Uber has taken Australia by storm as a great way to earn additional income. But there may be serious Uber tax problems ahead unless you do things the right way.
Uber is a unique, flexible opportunity to earn a side income for almost anyone with a good car. But there are important things to consider regarding how you manage your taxes.
If you start to drive for Uber without some good tax planning, you could soon have an ATO tax debt in the thousands, even tens of thousands of dollars.
Don’t worry: Just a bit of planning and organisation can help ensure you’re on-track for a friendly relationship with the ATO.
Uber tax and GST – get in the know!
When you drive for Uber, you are not an employee. You’re a contractor. Here’s why that is important: When you’re not an employee, you have to be careful that your tax affairs are managed correctly. That’s why most Uber drivers should use a tax agent.
From Uber themselves:
All Uber partners are independent contractors, so we do not withhold any taxes and partners are entirely responsible for their own tax obligations.”
The ATO’s Uber tax implications are straight-forward at a basic level:
- Any money you make driving for Uber counts as income, meaning you must declare it on your tax return.
- Even if you earn less than the $75,000 GST income threshold, as an Uber driver you need to register for GST. (More on that below…).
Uber and GST – What’s the story?
Drivers need to submit the GST portion of your Uber fares to the ATO in addition to the tax you pay for the income you earn as a driver.
So, right from the start Uber drivers should:
- Register for GST and pay GST on fares
- Lodge quarterly BAS statements
If you don’t do this, you’re asking for trouble with the ATO, and Uber is unlikely to help you out of your personal ATO troubles – it’s not like the State Transport fines that Uber sometimes cover for you.
How do I pay the ATO’s Uber tax?
If you’re an Uber driver, you’ll need to declare the income you’ve generated in the financial year on your tax return.
Here’s an important warning: Don’t spend all your Uber income.
Especially if you drive for Uber in addition to another job, it’s important to save a good portion of your Uber earnings.
Why?
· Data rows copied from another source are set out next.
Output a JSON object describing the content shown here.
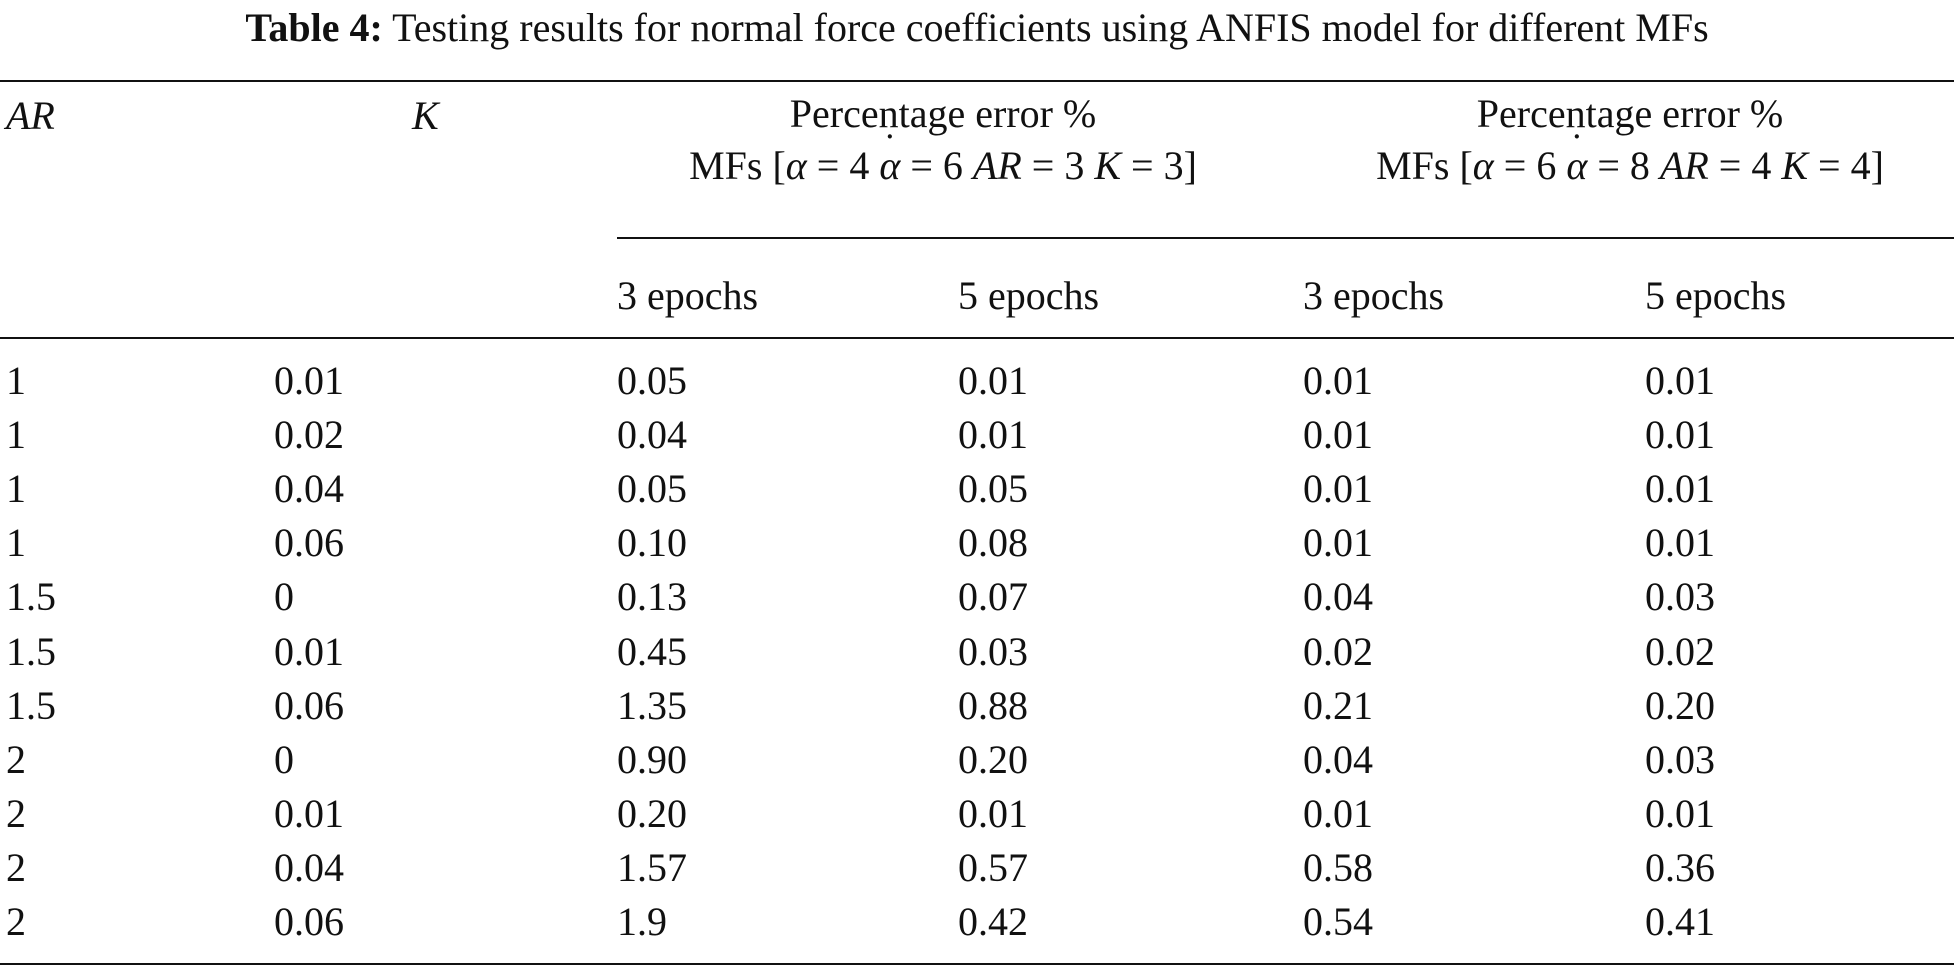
{
  "caption": {
    "label": "Table 4:",
    "text": "Testing results for normal force coefficients using ANFIS model for different MFs"
  },
  "header": {
    "col_ar": "AR",
    "col_k": "K",
    "group1": {
      "line1": "Percentage error %",
      "mfs_prefix": "MFs [",
      "alpha_sym": "α",
      "alpha_val": "= 4",
      "alphadot_sym": "α",
      "alphadot_val": "= 6",
      "ar_sym": "AR",
      "ar_val": "= 3",
      "k_sym": "K",
      "k_val": "= 3]"
    },
    "group2": {
      "line1": "Percentage error %",
      "mfs_prefix": "MFs [",
      "alpha_sym": "α",
      "alpha_val": "= 6",
      "alphadot_sym": "α",
      "alphadot_val": "= 8",
      "ar_sym": "AR",
      "ar_val": "= 4",
      "k_sym": "K",
      "k_val": "= 4]"
    },
    "sub": [
      "3 epochs",
      "5 epochs",
      "3 epochs",
      "5 epochs"
    ]
  },
  "rows": [
    [
      "1",
      "0.01",
      "0.05",
      "0.01",
      "0.01",
      "0.01"
    ],
    [
      "1",
      "0.02",
      "0.04",
      "0.01",
      "0.01",
      "0.01"
    ],
    [
      "1",
      "0.04",
      "0.05",
      "0.05",
      "0.01",
      "0.01"
    ],
    [
      "1",
      "0.06",
      "0.10",
      "0.08",
      "0.01",
      "0.01"
    ],
    [
      "1.5",
      "0",
      "0.13",
      "0.07",
      "0.04",
      "0.03"
    ],
    [
      "1.5",
      "0.01",
      "0.45",
      "0.03",
      "0.02",
      "0.02"
    ],
    [
      "1.5",
      "0.06",
      "1.35",
      "0.88",
      "0.21",
      "0.20"
    ],
    [
      "2",
      "0",
      "0.90",
      "0.20",
      "0.04",
      "0.03"
    ],
    [
      "2",
      "0.01",
      "0.20",
      "0.01",
      "0.01",
      "0.01"
    ],
    [
      "2",
      "0.04",
      "1.57",
      "0.57",
      "0.58",
      "0.36"
    ],
    [
      "2",
      "0.06",
      "1.9",
      "0.42",
      "0.54",
      "0.41"
    ]
  ]
}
Because as your income is boosted by your Uber driving, your tax bill is boosted as well. If you don’t save for that, it can be a nasty surprise at tax time. During your first year driving for Uber, you should put aside at least 30, even 40 per cent of what you earn from Uber.
You’ll also be required to lodge a business activity statement (BAS).
Need help predicting how much you should save? It’s not simple, so talk to a tax agent. And when in doubt, save a bit extra; it’s much nicer to get a tax refund than to find you owe money to the ATO.
The tax benefits of being an Uber driver
There are a range of tax deductions you can claim as an Uber driver. Here are just a few work-related expenses that become tax-deductible when you drive for Uber:
- Car maintenance
- Car cleaning costs
Along with these expenses, you can claim additional costs that are directly related to becoming and operating as an Uber driver, such as:
- Work-related parking expenses (keep receipts and add them up, or claim up to $200 a year for your parking charges less than $10 each)
- Special cleaning costs (car washes, carpet washes etc.)
- Mints and water for passengers
- Mobile phone costs (here’s more about claiming work-related phone use)
- Relevant Spotify, Pandora or Apple subscription fees
Keep a record of all Uber driving expenses
To claim any of the above-mentioned deductions, you’ll need to be vigilant. When it comes to claiming costs directly related to your vehicle, you’ll need to keep a record just like you would for any other job.
And with all the kilometres you’ll be driving, you should keep a logbook. This lets you calculate the work-related portion of your car use, in a way that the ATO respects. Then, you can properly claim a wide range of vehicle-related expenses.
We’ve got a blog post covering how to use a car logbook, here.
Popular second-income sources like Ebay, Airbnb and Uber make some people wonder,
Can I just spend my extra income, and leave it off of my tax return?
There’s a very simple answer to that: Don’t do it!
Your activity as an Uber driver is very much “out there” for the world to see. Your name and plate number are shown right on the Uber app. The ATO can easily determine your actual income from Uber. The ATO can even see your bank accounts if they want to.
It will be simple for the ATO to find Uber drivers who don’t declare (or who under-report) their income. The likely consequences for people who hide their Uber income: huge tax repayments, fines and interest charges. The ATO does not play games with this sort of thing, and it is not taken lightly.
Be honest and transparent with the ATO. You’ll be better off in the end, and you’ll sleep well at night.
However, consult a tax agent for personalised Uber tax advice and be sure you follow the right procedures to keep everything accurate for next tax season.